Wir sind an einem Punkt angelangt, an dem wir verdammt aufpassen müssen, uns eine gewisse demokratische Streitkultur zu bewahren – denn es muss ja nach dem Bürgerentscheid miteinander geordnet weitergehen. Wir dürfen nun nicht die Diskussionskultur verlassen, die bei dem Thema absolut notwendig ist. Mich belastet das auch persönlich… Ich stehe hinter den Zielen dieser Reaktivierung, ich stehe auch hinter den Zielen des Vereins ‚Go Vit‘ – aber ich tue mich unglaublich schwer, bei einer derartigen Diskussionskultur bestimmter Wortführer hier weiter mitzumachen…
Ich halte Interviews wie dieses für eine hervorragende Gelegenheit, um herauszuarbeiten, wie man in einer Sache auch mal unterschiedlicher Anschauung sein kann – ohne sich dabei die Rübe einzuschlagen. Vieles von dem, was Rita Röhrl zum Thema Schülerbeförderung sagt, ist richtig. Ich stimme bei vielen Punkten mit ihr überein.
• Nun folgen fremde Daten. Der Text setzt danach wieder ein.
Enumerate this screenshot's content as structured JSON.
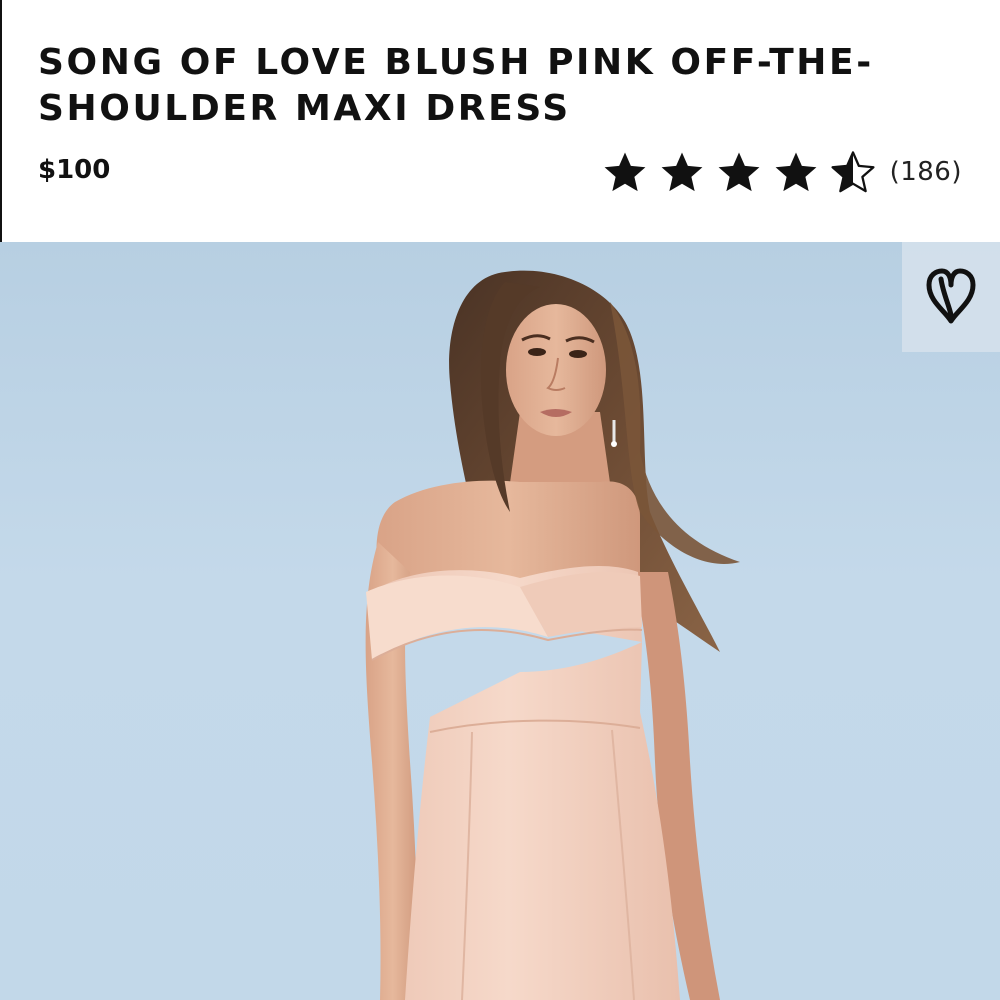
{
  "product": {
    "title": "SONG OF LOVE BLUSH PINK OFF-THE-SHOULDER MAXI DRESS",
    "price": "$100",
    "rating": 4.5,
    "rating_max": 5,
    "review_count": "(186)"
  },
  "icons": {
    "favorite": "heart-outline-icon",
    "star_full": "star-icon",
    "star_half": "star-half-icon"
  },
  "colors": {
    "text": "#111111",
    "photo_background": "#c2d8e9",
    "dress": "#f4d3c3"
  }
}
Wir unterscheiden uns nur in einem: Im Gegensatz zu ihr bin ich trotzdem der Meinung, dass es für uns als Landkreis Vorteile bringt, die Bahnstrecke Viechtach-Gotteszell zu reaktivieren.
Adam: „Landkreis spart sich Geld, wenn Probebetrieb gelingt“
Welche Vorteile sind das genau, Herr Adam?
Der Landkreis spart sich Geld, wenn der Probebetrieb gelingt. Klar: Es ist zwar volkswirtschaftlich fragwürdig, wenn ich 700.000 Euro pro Jahr, die eine Express-Buslinie zwischen Viechtach und Gotteszell kosten würde und stündlich zwischen den beiden Orten hin und her pendelt, mit den vier Millionen Euro gegenrechne, die der Probebetrieb die Bahn im Jahr kosten würde.

„Der Freistaat Bayern bestellt dann einen stündlich getakteten Zug, der für uns als Grundgerüst zur Verfügung steht, auf das man aufbauen kann.“ Foto: Peine
Aus Landkreissicht muss ich sagen: Wenn der Probebetrieb gelingt, fahren wir als Landkreis wirtschaftlich besser. Der Freistaat Bayern bestellt dann einen stündlich getakteten Zug, der für uns als Grundgerüst zur Verfügung steht, auf das man aufbauen kann. Aber ich habe vom ersten Tag an gesagt, dass wir beim Schülerverkehr massive Probleme haben werden. Diejenigen Schüler, die jetzt in ihren Dörfern und Weilern nahezu an der Haustüre abgeholt werden, müssen im Bahnregelbetrieb bis zu drei Kilometer durch Wälder, über Friedhöfe oder entlang von viel befahrenen Straßen gehen.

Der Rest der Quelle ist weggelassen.